Question

(a) The reverse-saturation current of a pn junction diode is IS = 10−11 A. Determine the diode voltage to produce currents of (i) 10 µA, 100 µA, 1 mA, and (ii) −5 × 10−12 A. (b) Repeat part (a) for IS = 10−13 A and part (a) (ii) for −10−14 A.

Answer 1

Answer:

The equation used to solve a diode is

$i_d = I_se^\frac{V_d}{V_T}-1$

• $i_d$ is the current going through the diode
• $I_s$ is your saturation current
• $V_D$ is the voltage across your diode
• $V_T$ is the voltage of the diode at a certain room temperature. by default, you always use $V_T=25.9mV$ for room temperature.

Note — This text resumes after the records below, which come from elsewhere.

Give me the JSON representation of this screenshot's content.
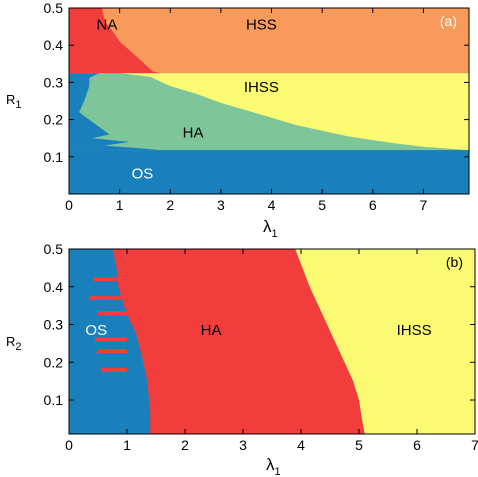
{
  "chart_data": [
    {
      "type": "heatmap",
      "panel_tag": "(a)",
      "xlabel": {
        "symbol": "λ",
        "sub": "1"
      },
      "ylabel": {
        "symbol": "R",
        "sub": "1"
      },
      "xlim": [
        0,
        7.9
      ],
      "ylim": [
        0,
        0.5
      ],
      "xticks": [
        "0",
        "1",
        "2",
        "3",
        "4",
        "5",
        "6",
        "7"
      ],
      "yticks": [
        "0.1",
        "0.2",
        "0.3",
        "0.4",
        "0.5"
      ],
      "colors": {
        "OS": "#1a80bb",
        "HA": "#7fc59a",
        "IHSS": "#fafa73",
        "HSS": "#f79a5a",
        "NA": "#f23d3d"
      },
      "regions": [
        {
          "label": "OS",
          "at": [
            1.45,
            0.055
          ],
          "color": "#ffffff"
        },
        {
          "label": "HA",
          "at": [
            2.45,
            0.165
          ],
          "color": "#000000"
        },
        {
          "label": "IHSS",
          "at": [
            3.8,
            0.287
          ],
          "color": "#000000"
        },
        {
          "label": "HSS",
          "at": [
            3.8,
            0.455
          ],
          "color": "#000000"
        },
        {
          "label": "NA",
          "at": [
            0.75,
            0.455
          ],
          "color": "#000000"
        }
      ],
      "boundaries": {
        "os_band_top": 0.118,
        "upper_band_bottom": 0.325,
        "ha_ihss_frontier": [
          [
            1.0,
            0.325
          ],
          [
            1.6,
            0.315
          ],
          [
            2.0,
            0.29
          ],
          [
            2.5,
            0.27
          ],
          [
            3.0,
            0.245
          ],
          [
            3.5,
            0.225
          ],
          [
            4.0,
            0.205
          ],
          [
            4.5,
            0.185
          ],
          [
            5.0,
            0.17
          ],
          [
            5.5,
            0.155
          ],
          [
            6.0,
            0.145
          ],
          [
            6.5,
            0.135
          ],
          [
            7.0,
            0.127
          ],
          [
            7.9,
            0.118
          ]
        ],
        "na_hss_frontier": [
          [
            0.65,
            0.5
          ],
          [
            0.72,
            0.46
          ],
          [
            0.85,
            0.44
          ],
          [
            1.0,
            0.41
          ],
          [
            1.25,
            0.38
          ],
          [
            1.45,
            0.355
          ],
          [
            1.65,
            0.33
          ],
          [
            1.8,
            0.325
          ]
        ],
        "os_ha_frontier": [
          [
            0.0,
            0.325
          ],
          [
            0.6,
            0.325
          ],
          [
            0.4,
            0.312
          ],
          [
            0.4,
            0.29
          ],
          [
            0.3,
            0.25
          ],
          [
            0.2,
            0.22
          ],
          [
            0.55,
            0.185
          ],
          [
            0.8,
            0.16
          ],
          [
            0.45,
            0.15
          ],
          [
            1.2,
            0.14
          ],
          [
            0.7,
            0.13
          ],
          [
            1.5,
            0.122
          ],
          [
            1.8,
            0.118
          ]
        ]
      }
    },
    {
      "type": "heatmap",
      "panel_tag": "(b)",
      "xlabel": {
        "symbol": "λ",
        "sub": "1"
      },
      "ylabel": {
        "symbol": "R",
        "sub": "2"
      },
      "xlim": [
        0,
        7
      ],
      "ylim": [
        0.01,
        0.5
      ],
      "xticks": [
        "0",
        "1",
        "2",
        "3",
        "4",
        "5",
        "6",
        "7"
      ],
      "yticks": [
        "0.1",
        "0.2",
        "0.3",
        "0.4",
        "0.5"
      ],
      "colors": {
        "OS": "#1a80bb",
        "HA": "#f23d3d",
        "IHSS": "#fafa73"
      },
      "regions": [
        {
          "label": "OS",
          "at": [
            0.47,
            0.285
          ],
          "color": "#ffffff"
        },
        {
          "label": "HA",
          "at": [
            2.45,
            0.285
          ],
          "color": "#000000"
        },
        {
          "label": "IHSS",
          "at": [
            5.95,
            0.285
          ],
          "color": "#000000"
        }
      ],
      "boundaries": {
        "ha_ihss_frontier": [
          [
            3.9,
            0.5
          ],
          [
            4.0,
            0.46
          ],
          [
            4.15,
            0.4
          ],
          [
            4.3,
            0.35
          ],
          [
            4.45,
            0.3
          ],
          [
            4.6,
            0.25
          ],
          [
            4.75,
            0.2
          ],
          [
            4.9,
            0.15
          ],
          [
            5.0,
            0.1
          ],
          [
            5.05,
            0.05
          ],
          [
            5.1,
            0.01
          ]
        ],
        "os_ha_frontier": [
          [
            0.75,
            0.5
          ],
          [
            0.82,
            0.45
          ],
          [
            0.85,
            0.4
          ],
          [
            0.95,
            0.35
          ],
          [
            1.05,
            0.31
          ],
          [
            1.15,
            0.28
          ],
          [
            1.25,
            0.22
          ],
          [
            1.35,
            0.15
          ],
          [
            1.4,
            0.07
          ],
          [
            1.4,
            0.01
          ]
        ]
      }
    }
  ]
}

If you look at the equation, $i_d = I_se^\frac{V_d}{V_T}-1$, you'd notice that the $e^\frac{V_d}{V_T}$ grow exponentially fast, so we can ignore the -1 in the equation because it's so small compared to the exponential.

$i_d = I_se^\frac{V_d}{V_T}-1$

$i_d\approx I_se^\frac{V_d}{V_T}$

Therefore, use $i_d= I_se^\frac{V_d}{V_T}$ to solve your equation.

Rearrange your equation to solve for $V_D$.

$V_D=V_Tln(\frac{i_D}{I_s})$

a.)

i.)

You're given $I_s=10^{-11}A$

at $i_d=10\mu A$,     $V_D=V_Tln(\frac{i_D}{I_s})=(25.9\cdot10^{-3})ln(\frac{10\cdot10^{-6}}{10\cdot10^{-11}})=.298V$

at $i_d=100\mu A$,   $V_D=V_Tln(\frac{i_D}{I_s})=(25.9\cdot10^{-3})ln(\frac{100\cdot10^{-6}}{10\cdot10^{-11}})=.358V$

at $i_d=1mA$,      $V_D=V_Tln(\frac{i_D}{I_s})=(25.9\cdot10^{-3})ln(\frac{1\cdot10^{-3}}{10\cdot10^{-11}})=.417V$

note: always use  $V_T=25.9mV$

ii.)

Just repeat part (i) but change to $I_s=-5\cdot10^{-12}A$

b.)

same process as part A. You do the rest of the problem by yourself.